Secure email offering

HIPAA is no longer the elephant in the room, but a way of conducting business. Patient-to-doctor communications are to be closely guarded and cannot be legally held over Gmail or Yahoo (much less Twitter or Facebook.)  After some research, we have begun working with a new email provider with the necessary privacy tools and encryption to allow us to set up offices with fully secure email accounts in compliance with current and future HIPAA rules.

 

Everyone should basically stop using Flash in design

We’re seeing serious growth in mobile visitors coming in from iOS or Android.  This means your website needs to be presentable on mobile. More than that, it needs to not have big holes at the top because of a Flash slideshow of smiling faces. It’s not just my pet peeve, either. If you’re searching on a mobile device, Google knows this and is less likely to show you results that include sites that aren’t optimized for your device. Tablet adoption is up so much in the past year that this trend is only going to continue, and while Flash still is a robust environment with uses, web design is no longer one of them.

 

Search Robots look for authorship, identity and location

Cars talk to drivers, people stand on corners to determine which direction is south and nearby business information is at your fingertips. Local search navigation is all around you. It appears on your PC, tablet and phone. Much like what the sitemap did for website content exposure, microdata formatting points crawling robots to your most pertinent data; who you are, where you are, your specialties, and how your patients rate your practice.  The proper coding of your business information into a microdata format is imperative to improve search and local platform performance providing a bridge from your practice website to maps, review sites, and even the Open Graph Source of Facebook searches.

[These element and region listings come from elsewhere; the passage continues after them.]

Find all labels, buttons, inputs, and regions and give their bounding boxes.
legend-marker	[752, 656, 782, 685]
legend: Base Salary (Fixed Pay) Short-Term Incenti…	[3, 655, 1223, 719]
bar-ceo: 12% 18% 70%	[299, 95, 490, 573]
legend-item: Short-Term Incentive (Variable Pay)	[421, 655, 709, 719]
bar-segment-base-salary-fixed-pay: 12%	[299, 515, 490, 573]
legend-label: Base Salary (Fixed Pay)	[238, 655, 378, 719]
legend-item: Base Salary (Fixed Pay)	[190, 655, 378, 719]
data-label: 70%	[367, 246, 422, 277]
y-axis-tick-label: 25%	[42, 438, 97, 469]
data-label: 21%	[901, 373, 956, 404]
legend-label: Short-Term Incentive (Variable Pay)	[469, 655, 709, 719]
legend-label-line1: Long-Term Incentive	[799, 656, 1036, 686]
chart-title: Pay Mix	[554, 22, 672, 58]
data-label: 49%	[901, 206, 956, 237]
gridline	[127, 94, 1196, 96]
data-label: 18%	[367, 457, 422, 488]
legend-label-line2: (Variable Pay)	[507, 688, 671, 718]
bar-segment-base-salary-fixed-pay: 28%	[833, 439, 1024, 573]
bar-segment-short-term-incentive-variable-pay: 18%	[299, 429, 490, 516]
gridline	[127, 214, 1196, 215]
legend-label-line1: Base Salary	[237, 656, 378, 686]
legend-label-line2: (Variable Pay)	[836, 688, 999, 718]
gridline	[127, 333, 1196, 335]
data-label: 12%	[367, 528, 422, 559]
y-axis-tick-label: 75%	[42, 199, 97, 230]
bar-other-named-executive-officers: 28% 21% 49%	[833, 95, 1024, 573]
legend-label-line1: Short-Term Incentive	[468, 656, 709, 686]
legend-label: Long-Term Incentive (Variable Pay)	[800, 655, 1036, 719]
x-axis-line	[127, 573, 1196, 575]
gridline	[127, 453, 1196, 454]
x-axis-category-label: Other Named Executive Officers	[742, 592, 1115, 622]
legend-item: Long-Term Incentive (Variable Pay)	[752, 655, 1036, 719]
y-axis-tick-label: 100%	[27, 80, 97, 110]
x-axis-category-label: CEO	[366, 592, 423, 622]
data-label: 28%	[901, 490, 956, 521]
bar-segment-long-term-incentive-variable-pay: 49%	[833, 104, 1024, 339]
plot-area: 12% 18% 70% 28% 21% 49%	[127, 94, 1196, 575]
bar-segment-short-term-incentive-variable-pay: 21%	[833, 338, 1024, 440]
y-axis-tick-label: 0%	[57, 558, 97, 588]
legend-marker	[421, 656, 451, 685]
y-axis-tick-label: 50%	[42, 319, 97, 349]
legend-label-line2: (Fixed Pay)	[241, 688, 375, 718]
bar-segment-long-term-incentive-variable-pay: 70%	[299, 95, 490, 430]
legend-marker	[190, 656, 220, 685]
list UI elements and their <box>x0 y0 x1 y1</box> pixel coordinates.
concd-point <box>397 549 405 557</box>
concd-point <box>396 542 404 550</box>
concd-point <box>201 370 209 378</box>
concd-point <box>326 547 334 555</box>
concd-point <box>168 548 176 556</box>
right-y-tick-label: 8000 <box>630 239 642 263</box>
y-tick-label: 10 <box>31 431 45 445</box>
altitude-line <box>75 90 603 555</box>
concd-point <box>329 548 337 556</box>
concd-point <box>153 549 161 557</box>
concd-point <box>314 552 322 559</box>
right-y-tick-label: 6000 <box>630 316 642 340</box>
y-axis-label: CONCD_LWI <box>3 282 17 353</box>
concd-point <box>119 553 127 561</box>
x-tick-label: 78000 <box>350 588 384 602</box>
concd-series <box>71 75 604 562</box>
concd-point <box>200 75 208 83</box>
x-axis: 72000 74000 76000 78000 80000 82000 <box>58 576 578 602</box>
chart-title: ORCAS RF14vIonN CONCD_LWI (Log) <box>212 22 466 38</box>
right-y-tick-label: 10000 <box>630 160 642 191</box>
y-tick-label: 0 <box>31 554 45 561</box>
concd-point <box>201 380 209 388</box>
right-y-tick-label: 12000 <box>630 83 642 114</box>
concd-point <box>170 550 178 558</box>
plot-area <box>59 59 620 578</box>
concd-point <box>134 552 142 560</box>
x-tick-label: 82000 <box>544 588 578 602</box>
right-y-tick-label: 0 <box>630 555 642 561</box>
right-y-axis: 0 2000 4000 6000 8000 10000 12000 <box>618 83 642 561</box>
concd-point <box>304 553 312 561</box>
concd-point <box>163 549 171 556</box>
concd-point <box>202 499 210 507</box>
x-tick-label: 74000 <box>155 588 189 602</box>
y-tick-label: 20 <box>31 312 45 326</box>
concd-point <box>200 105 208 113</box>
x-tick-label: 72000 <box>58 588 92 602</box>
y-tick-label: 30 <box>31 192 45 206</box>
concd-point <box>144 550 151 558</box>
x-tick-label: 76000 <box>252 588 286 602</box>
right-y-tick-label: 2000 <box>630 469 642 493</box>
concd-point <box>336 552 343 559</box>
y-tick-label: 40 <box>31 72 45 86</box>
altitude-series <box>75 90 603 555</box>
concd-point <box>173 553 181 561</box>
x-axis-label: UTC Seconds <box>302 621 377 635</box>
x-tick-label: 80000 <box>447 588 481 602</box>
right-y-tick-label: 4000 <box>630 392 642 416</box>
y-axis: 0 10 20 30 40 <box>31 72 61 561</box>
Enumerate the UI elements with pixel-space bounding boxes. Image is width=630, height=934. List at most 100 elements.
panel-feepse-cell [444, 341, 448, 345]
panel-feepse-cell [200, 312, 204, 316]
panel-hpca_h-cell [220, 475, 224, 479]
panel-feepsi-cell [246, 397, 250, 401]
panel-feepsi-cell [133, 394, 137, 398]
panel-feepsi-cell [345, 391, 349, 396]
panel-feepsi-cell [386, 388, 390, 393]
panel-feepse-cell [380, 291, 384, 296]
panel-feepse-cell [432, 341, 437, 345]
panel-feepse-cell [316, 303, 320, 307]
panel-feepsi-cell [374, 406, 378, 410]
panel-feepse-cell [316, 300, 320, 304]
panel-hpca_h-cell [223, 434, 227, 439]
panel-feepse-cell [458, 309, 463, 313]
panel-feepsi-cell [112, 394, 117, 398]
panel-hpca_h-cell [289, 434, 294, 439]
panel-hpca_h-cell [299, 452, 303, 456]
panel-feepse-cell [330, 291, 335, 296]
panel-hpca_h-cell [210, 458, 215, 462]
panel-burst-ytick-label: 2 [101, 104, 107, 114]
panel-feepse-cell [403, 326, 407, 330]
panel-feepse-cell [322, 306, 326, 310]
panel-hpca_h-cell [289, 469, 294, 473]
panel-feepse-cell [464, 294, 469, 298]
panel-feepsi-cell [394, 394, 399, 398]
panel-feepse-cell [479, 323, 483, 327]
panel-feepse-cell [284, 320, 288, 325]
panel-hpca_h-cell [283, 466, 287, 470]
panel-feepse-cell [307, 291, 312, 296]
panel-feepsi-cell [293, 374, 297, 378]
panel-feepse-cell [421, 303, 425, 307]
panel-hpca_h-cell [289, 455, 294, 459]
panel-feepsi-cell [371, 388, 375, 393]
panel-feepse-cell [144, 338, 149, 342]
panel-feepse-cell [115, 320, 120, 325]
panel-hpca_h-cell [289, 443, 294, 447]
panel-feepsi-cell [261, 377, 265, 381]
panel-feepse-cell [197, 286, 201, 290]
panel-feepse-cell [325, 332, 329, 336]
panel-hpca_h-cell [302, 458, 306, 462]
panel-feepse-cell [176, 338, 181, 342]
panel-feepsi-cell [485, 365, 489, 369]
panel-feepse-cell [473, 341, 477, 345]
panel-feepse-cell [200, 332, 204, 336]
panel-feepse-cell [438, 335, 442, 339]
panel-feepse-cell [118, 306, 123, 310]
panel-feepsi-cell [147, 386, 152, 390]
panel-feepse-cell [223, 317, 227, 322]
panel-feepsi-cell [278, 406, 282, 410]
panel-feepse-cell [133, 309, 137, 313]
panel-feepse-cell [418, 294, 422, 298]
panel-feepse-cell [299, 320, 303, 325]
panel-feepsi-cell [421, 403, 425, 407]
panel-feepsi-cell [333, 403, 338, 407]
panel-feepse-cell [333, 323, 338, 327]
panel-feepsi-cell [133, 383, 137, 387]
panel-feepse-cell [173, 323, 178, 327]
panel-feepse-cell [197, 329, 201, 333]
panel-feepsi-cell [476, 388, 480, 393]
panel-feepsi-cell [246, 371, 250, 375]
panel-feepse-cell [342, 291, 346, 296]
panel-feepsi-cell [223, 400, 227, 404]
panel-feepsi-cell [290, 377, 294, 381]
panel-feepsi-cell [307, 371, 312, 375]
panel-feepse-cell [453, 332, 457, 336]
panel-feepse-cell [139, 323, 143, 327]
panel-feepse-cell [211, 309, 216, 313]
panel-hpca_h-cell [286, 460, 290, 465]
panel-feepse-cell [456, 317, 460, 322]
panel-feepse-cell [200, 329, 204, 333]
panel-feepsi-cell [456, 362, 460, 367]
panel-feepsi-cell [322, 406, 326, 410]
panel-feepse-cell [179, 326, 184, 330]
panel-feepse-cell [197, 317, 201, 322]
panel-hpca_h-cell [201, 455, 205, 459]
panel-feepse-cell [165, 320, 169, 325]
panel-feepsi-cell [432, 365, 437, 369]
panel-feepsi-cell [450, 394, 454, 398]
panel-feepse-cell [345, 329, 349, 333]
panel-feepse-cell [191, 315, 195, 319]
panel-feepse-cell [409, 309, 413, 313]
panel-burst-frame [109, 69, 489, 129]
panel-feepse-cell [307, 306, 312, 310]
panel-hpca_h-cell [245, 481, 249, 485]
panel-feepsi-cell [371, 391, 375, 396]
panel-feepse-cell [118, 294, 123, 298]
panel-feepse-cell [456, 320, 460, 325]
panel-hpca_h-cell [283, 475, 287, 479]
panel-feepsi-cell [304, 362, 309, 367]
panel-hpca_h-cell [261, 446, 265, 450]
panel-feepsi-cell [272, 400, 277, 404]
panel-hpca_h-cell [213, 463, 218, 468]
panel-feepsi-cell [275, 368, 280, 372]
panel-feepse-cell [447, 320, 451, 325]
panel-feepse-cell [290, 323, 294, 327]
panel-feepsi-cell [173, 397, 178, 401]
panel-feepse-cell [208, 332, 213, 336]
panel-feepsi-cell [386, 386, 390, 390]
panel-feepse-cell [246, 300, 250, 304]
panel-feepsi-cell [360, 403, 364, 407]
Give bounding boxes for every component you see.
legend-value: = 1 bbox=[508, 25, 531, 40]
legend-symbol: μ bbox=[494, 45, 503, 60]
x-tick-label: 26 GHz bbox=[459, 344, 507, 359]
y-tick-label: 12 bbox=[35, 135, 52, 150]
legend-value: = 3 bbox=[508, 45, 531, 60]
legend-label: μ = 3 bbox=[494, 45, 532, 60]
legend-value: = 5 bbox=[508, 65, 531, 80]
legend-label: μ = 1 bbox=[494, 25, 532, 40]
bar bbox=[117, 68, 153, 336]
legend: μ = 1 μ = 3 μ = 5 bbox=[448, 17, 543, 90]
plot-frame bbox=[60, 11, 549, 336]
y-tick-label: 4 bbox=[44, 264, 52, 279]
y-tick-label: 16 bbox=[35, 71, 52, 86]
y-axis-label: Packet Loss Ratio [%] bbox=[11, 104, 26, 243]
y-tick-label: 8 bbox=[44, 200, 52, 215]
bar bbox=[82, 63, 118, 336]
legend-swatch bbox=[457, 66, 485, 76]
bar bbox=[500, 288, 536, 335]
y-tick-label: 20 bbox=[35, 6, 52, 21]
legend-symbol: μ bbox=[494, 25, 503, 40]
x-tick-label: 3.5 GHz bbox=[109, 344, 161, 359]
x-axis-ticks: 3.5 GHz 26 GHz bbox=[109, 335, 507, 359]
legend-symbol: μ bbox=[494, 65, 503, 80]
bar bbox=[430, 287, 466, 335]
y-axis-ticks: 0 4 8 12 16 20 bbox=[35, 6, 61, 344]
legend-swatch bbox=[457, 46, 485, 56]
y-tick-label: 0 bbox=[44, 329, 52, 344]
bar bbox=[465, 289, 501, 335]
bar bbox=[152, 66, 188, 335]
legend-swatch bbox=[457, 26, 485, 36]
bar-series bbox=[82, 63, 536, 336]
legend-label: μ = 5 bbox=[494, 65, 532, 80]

And in the Far, Far Future:

The downfall of organic search rankings!

You can already see them being pushed further down the page as time goes on. First, the paid spots, then the local results. Soon, expect results to move even further down the page as you start to see social results (are people talking about the search term on Google Plus?) or maybe news items. Even more than all of this though is the fact that all search will become personalized – it will become impossible to tailor a website to rank highly on a term when every user’s results is based on their own search criteria, web habits and history. There will come a time when social drives users to find your local presence, and the website becomes strictly a tool to close users and get appointments. We aren’t worried however – we even look forward to it!